Beta-blocker therapy after AMI demonstrated clinical benefit only in patients with mildly reduced LVEF, with no measurable advantage in preserved systolic function. These findings were reported in Cardiovascular Drugs and Therapy in a contemporary systematic review and meta-analysis of randomized controlled trials.
The analysis included 19,826 patients with preserved or mildly reduced LVEF and a minimum follow-up of 1 year. Beta-blockers were prescribed to 9,892 patients, while 9,934 patients received no beta-blocker therapy. All included trials reflected management in the modern reperfusion era. Risk ratios were calculated using a Mantel-Haenszel random-effects model, with prespecified subgroup analyses by LVEF category and sex.

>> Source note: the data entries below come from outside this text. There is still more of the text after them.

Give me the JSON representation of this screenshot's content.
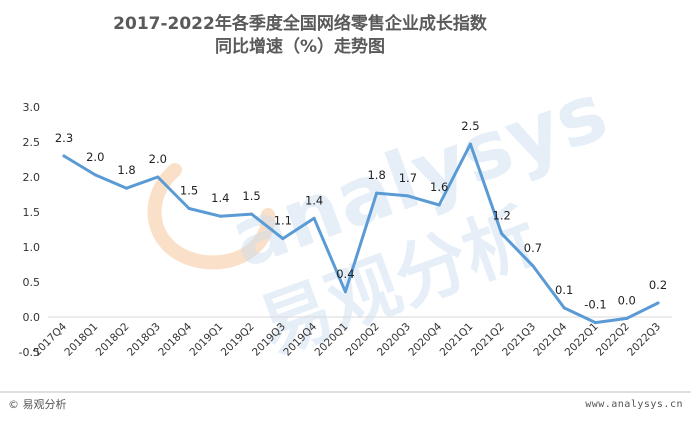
{
  "title_line1": "2017-2022年各季度全国网络零售企业成长指数",
  "title_line2": "同比增速（%）走势图",
  "footer": {
    "left_icon": "copyright-icon",
    "left": "易观分析",
    "right": "www.analysys.cn"
  },
  "watermark": {
    "latin": "analysys",
    "cjk": "易观分析"
  },
  "colors": {
    "line": "#5b9bd5",
    "grid": "#d9d9d9",
    "watermark_orange": "#f6c79a",
    "watermark_blue": "#c9dcef"
  },
  "chart_data": {
    "type": "line",
    "categories": [
      "2017Q4",
      "2018Q1",
      "2018Q2",
      "2018Q3",
      "2018Q4",
      "2019Q1",
      "2019Q2",
      "2019Q3",
      "2019Q4",
      "2020Q1",
      "2020Q2",
      "2020Q3",
      "2020Q4",
      "2021Q1",
      "2021Q2",
      "2021Q3",
      "2021Q4",
      "2022Q1",
      "2022Q2",
      "2022Q3"
    ],
    "series": [
      {
        "values": [
          2.3,
          2.03,
          1.84,
          2.0,
          1.55,
          1.44,
          1.47,
          1.12,
          1.41,
          0.36,
          1.77,
          1.73,
          1.6,
          2.47,
          1.19,
          0.73,
          0.13,
          -0.08,
          -0.02,
          0.2
        ],
        "labels": [
          "2.3",
          "2.0",
          "1.8",
          "2.0",
          "1.5",
          "1.4",
          "1.5",
          "1.1",
          "1.4",
          "0.4",
          "1.8",
          "1.7",
          "1.6",
          "2.5",
          "1.2",
          "0.7",
          "0.1",
          "-0.1",
          "0.0",
          "0.2"
        ]
      }
    ],
    "y_ticks": [
      "3.0",
      "2.5",
      "2.0",
      "1.5",
      "1.0",
      "0.5",
      "0.0",
      "-0.5"
    ],
    "ylim": [
      -0.5,
      3.0
    ],
    "grid": false,
    "legend": "none"
  }
}
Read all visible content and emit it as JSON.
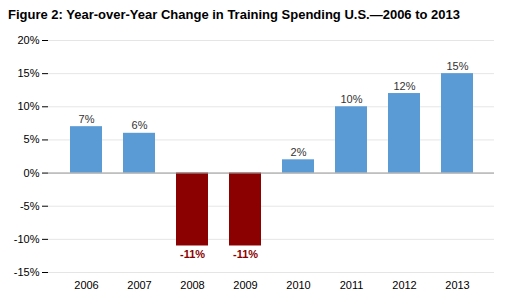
{
  "chart_data": {
    "type": "bar",
    "title": "Figure 2: Year-over-Year Change in Training Spending U.S.—2006 to 2013",
    "categories": [
      "2006",
      "2007",
      "2008",
      "2009",
      "2010",
      "2011",
      "2012",
      "2013"
    ],
    "values": [
      7,
      6,
      -11,
      -11,
      2,
      10,
      12,
      15
    ],
    "value_labels": [
      "7%",
      "6%",
      "-11%",
      "-11%",
      "2%",
      "10%",
      "12%",
      "15%"
    ],
    "data_labels": true,
    "colors": [
      "#5B9BD5",
      "#5B9BD5",
      "#8B0000",
      "#8B0000",
      "#5B9BD5",
      "#5B9BD5",
      "#5B9BD5",
      "#5B9BD5"
    ],
    "ylim": [
      -15,
      20
    ],
    "yticks": [
      {
        "value": -15,
        "label": "-15%"
      },
      {
        "value": -10,
        "label": "-10%"
      },
      {
        "value": -5,
        "label": "-5%"
      },
      {
        "value": 0,
        "label": "0%"
      },
      {
        "value": 5,
        "label": "5%"
      },
      {
        "value": 10,
        "label": "10%"
      },
      {
        "value": 15,
        "label": "15%"
      },
      {
        "value": 20,
        "label": "20%"
      }
    ],
    "grid": true
  }
}
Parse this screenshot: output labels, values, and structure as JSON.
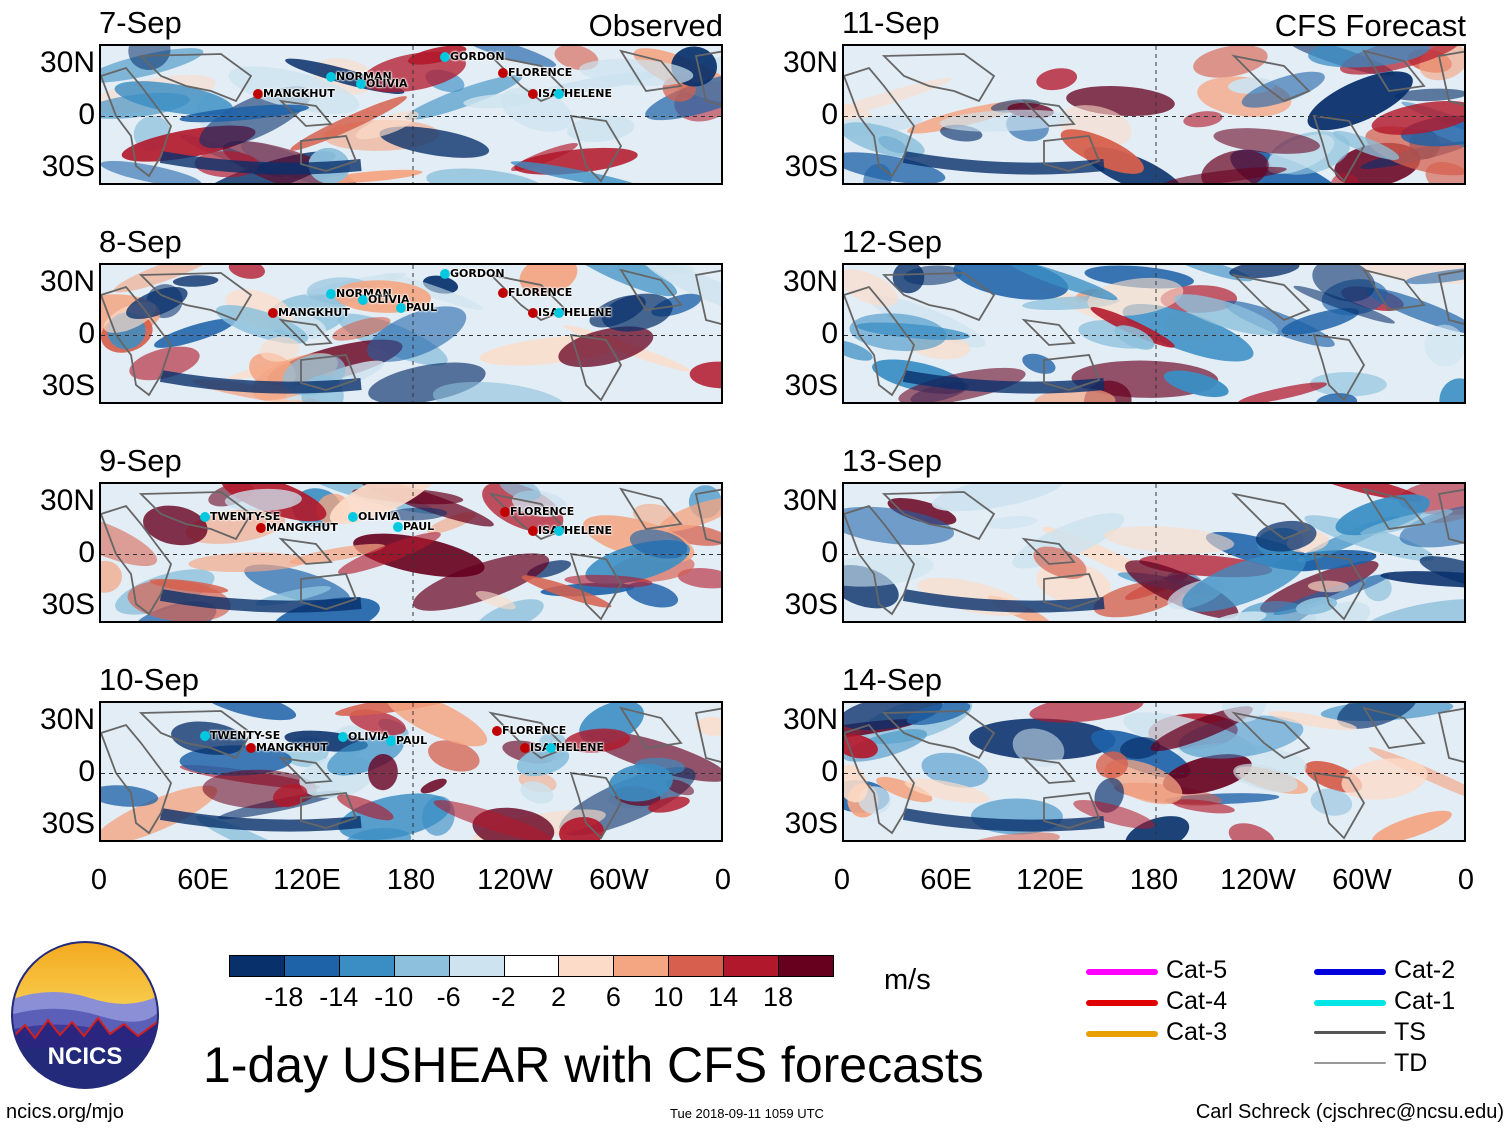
{
  "columns": {
    "left": "Observed",
    "right": "CFS Forecast"
  },
  "panels": [
    {
      "date": "7-Sep",
      "col": 0,
      "row": 0,
      "storms": [
        [
          "MANGKHUT",
          165,
          97
        ],
        [
          "NORMAN",
          238,
          80
        ],
        [
          "OLIVIA",
          268,
          87
        ],
        [
          "GORDON",
          352,
          60
        ],
        [
          "FLORENCE",
          410,
          76
        ],
        [
          "ISAA",
          440,
          97
        ],
        [
          "HELENE",
          466,
          97
        ]
      ]
    },
    {
      "date": "8-Sep",
      "col": 0,
      "row": 1,
      "storms": [
        [
          "MANGKHUT",
          180,
          316
        ],
        [
          "NORMAN",
          238,
          297
        ],
        [
          "OLIVIA",
          270,
          303
        ],
        [
          "PAUL",
          308,
          311
        ],
        [
          "GORDON",
          352,
          277
        ],
        [
          "FLORENCE",
          410,
          296
        ],
        [
          "ISAA",
          440,
          316
        ],
        [
          "HELENE",
          466,
          316
        ]
      ]
    },
    {
      "date": "9-Sep",
      "col": 0,
      "row": 2,
      "storms": [
        [
          "TWENTY-SE",
          112,
          520
        ],
        [
          "MANGKHUT",
          168,
          531
        ],
        [
          "OLIVIA",
          260,
          520
        ],
        [
          "PAUL",
          305,
          530
        ],
        [
          "FLORENCE",
          412,
          515
        ],
        [
          "ISAA",
          440,
          534
        ],
        [
          "HELENE",
          466,
          534
        ]
      ]
    },
    {
      "date": "10-Sep",
      "col": 0,
      "row": 3,
      "storms": [
        [
          "TWENTY-SE",
          112,
          739
        ],
        [
          "MANGKHUT",
          158,
          751
        ],
        [
          "OLIVIA",
          250,
          740
        ],
        [
          "PAUL",
          298,
          744
        ],
        [
          "FLORENCE",
          404,
          734
        ],
        [
          "ISAA",
          432,
          751
        ],
        [
          "HELENE",
          458,
          751
        ]
      ]
    },
    {
      "date": "11-Sep",
      "col": 1,
      "row": 0,
      "storms": []
    },
    {
      "date": "12-Sep",
      "col": 1,
      "row": 1,
      "storms": []
    },
    {
      "date": "13-Sep",
      "col": 1,
      "row": 2,
      "storms": []
    },
    {
      "date": "14-Sep",
      "col": 1,
      "row": 3,
      "storms": []
    }
  ],
  "y_ticks": [
    "30N",
    "0",
    "30S"
  ],
  "x_ticks": [
    "0",
    "60E",
    "120E",
    "180",
    "120W",
    "60W",
    "0"
  ],
  "colorbar": {
    "colors": [
      "#08306b",
      "#1e62a8",
      "#3a8ec4",
      "#8cc0dc",
      "#cde3ef",
      "#ffffff",
      "#fcdcc8",
      "#f4a582",
      "#d6604d",
      "#b2182b",
      "#67001f"
    ],
    "labels": [
      "-18",
      "-14",
      "-10",
      "-6",
      "-2",
      "2",
      "6",
      "10",
      "14",
      "18"
    ],
    "units": "m/s"
  },
  "legend": [
    {
      "label": "Cat-5",
      "color": "#ff00ff",
      "col": 0,
      "row": 0
    },
    {
      "label": "Cat-4",
      "color": "#e00000",
      "col": 0,
      "row": 1
    },
    {
      "label": "Cat-3",
      "color": "#e8a000",
      "col": 0,
      "row": 2
    },
    {
      "label": "Cat-2",
      "color": "#0000dd",
      "col": 1,
      "row": 0
    },
    {
      "label": "Cat-1",
      "color": "#00e6e6",
      "col": 1,
      "row": 1
    },
    {
      "label": "TS",
      "color": "#555555",
      "col": 1,
      "row": 2
    },
    {
      "label": "TD",
      "color": "#999999",
      "col": 1,
      "row": 3
    }
  ],
  "title": "1-day USHEAR with CFS forecasts",
  "logo_text": "NCICS",
  "footer": {
    "left": "ncics.org/mjo",
    "center": "Tue 2018-09-11 1059 UTC",
    "right": "Carl Schreck (cjschrec@ncsu.edu)"
  }
}
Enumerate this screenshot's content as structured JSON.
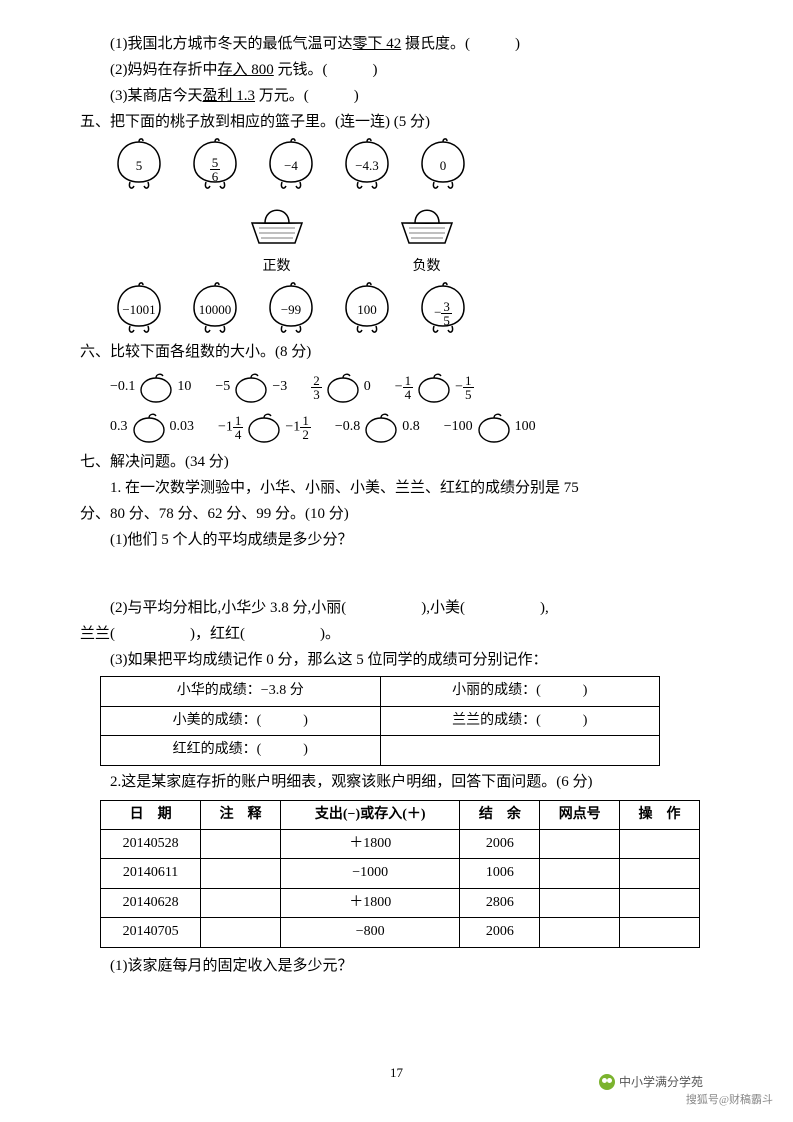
{
  "q4": {
    "sub1": "(1)我国北方城市冬天的最低气温可达",
    "sub1_u": "零下 42",
    "sub1_tail": " 摄氏度。(　　　)",
    "sub2": "(2)妈妈在存折中",
    "sub2_u": "存入 800",
    "sub2_tail": " 元钱。(　　　)",
    "sub3": "(3)某商店今天",
    "sub3_u": "盈利 1.3",
    "sub3_tail": " 万元。(　　　)"
  },
  "q5": {
    "title": "五、把下面的桃子放到相应的篮子里。(连一连) (5 分)",
    "peaches_top": [
      "5",
      "5|6",
      "−4",
      "−4.3",
      "0"
    ],
    "baskets": [
      "正数",
      "负数"
    ],
    "peaches_bottom": [
      "−1001",
      "10000",
      "−99",
      "100",
      "−|3|5"
    ]
  },
  "q6": {
    "title": "六、比较下面各组数的大小。(8 分)",
    "row1": [
      {
        "l": "−0.1",
        "r": "10"
      },
      {
        "l": "−5",
        "r": "−3"
      },
      {
        "l": "2|3",
        "r": "0"
      },
      {
        "l": "−|1|4",
        "r": "−|1|5"
      }
    ],
    "row2": [
      {
        "l": "0.3",
        "r": "0.03"
      },
      {
        "l": "−1|1|4",
        "r": "−1|1|2"
      },
      {
        "l": "−0.8",
        "r": "0.8"
      },
      {
        "l": "−100",
        "r": "100"
      }
    ]
  },
  "q7": {
    "title": "七、解决问题。(34 分)",
    "p1a": "1. 在一次数学测验中，小华、小丽、小美、兰兰、红红的成绩分别是 75",
    "p1b": "分、80 分、78 分、62 分、99 分。(10 分)",
    "p1_1": "(1)他们 5 个人的平均成绩是多少分？",
    "p1_2a": "(2)与平均分相比,小华少 3.8 分,小丽(　　　　　),小美(　　　　　),",
    "p1_2b": "兰兰(　　　　　)，红红(　　　　　)。",
    "p1_3": "(3)如果把平均成绩记作 0 分，那么这 5 位同学的成绩可分别记作：",
    "tbl1": {
      "c1": "小华的成绩：−3.8 分",
      "c2": "小丽的成绩：(　　　)",
      "c3": "小美的成绩：(　　　)",
      "c4": "兰兰的成绩：(　　　)",
      "c5": "红红的成绩：(　　　)"
    },
    "p2": "2.这是某家庭存折的账户明细表，观察该账户明细，回答下面问题。(6 分)",
    "tbl2": {
      "headers": [
        "日　期",
        "注　释",
        "支出(−)或存入(＋)",
        "结　余",
        "网点号",
        "操　作"
      ],
      "rows": [
        [
          "20140528",
          "",
          "＋1800",
          "2006",
          "",
          ""
        ],
        [
          "20140611",
          "",
          "−1000",
          "1006",
          "",
          ""
        ],
        [
          "20140628",
          "",
          "＋1800",
          "2806",
          "",
          ""
        ],
        [
          "20140705",
          "",
          "−800",
          "2006",
          "",
          ""
        ]
      ]
    },
    "p2_1": "(1)该家庭每月的固定收入是多少元？"
  },
  "pagenum": "17",
  "wechat": "中小学满分学苑",
  "watermark": "搜狐号@财稿霸斗"
}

In the pooled population, beta-blocker therapy did not reduce the primary composite outcome (risk ratio [RR] 0.93; 95% confidence interval [CI], 0.83–1.04). No significant differences were observed for all-cause death, reinfarction, or heart failure. Subgroup analysis showed no outcome reduction among patients with preserved LVEF (RR 0.96; 95% CI, 0.86-1.08).
In contrast, patients with mildly reduced LVEF demonstrated a significant reduction in the primary composite outcome (RR 0.76; 95% CI, 0.61-0.94). No significant interaction was observed by sex.
These results indicate that routine beta-blocker use after AMI provides no outcome benefit in preserved left ventricular systolic function, while supporting continued use in patients with mildly reduced LVEF.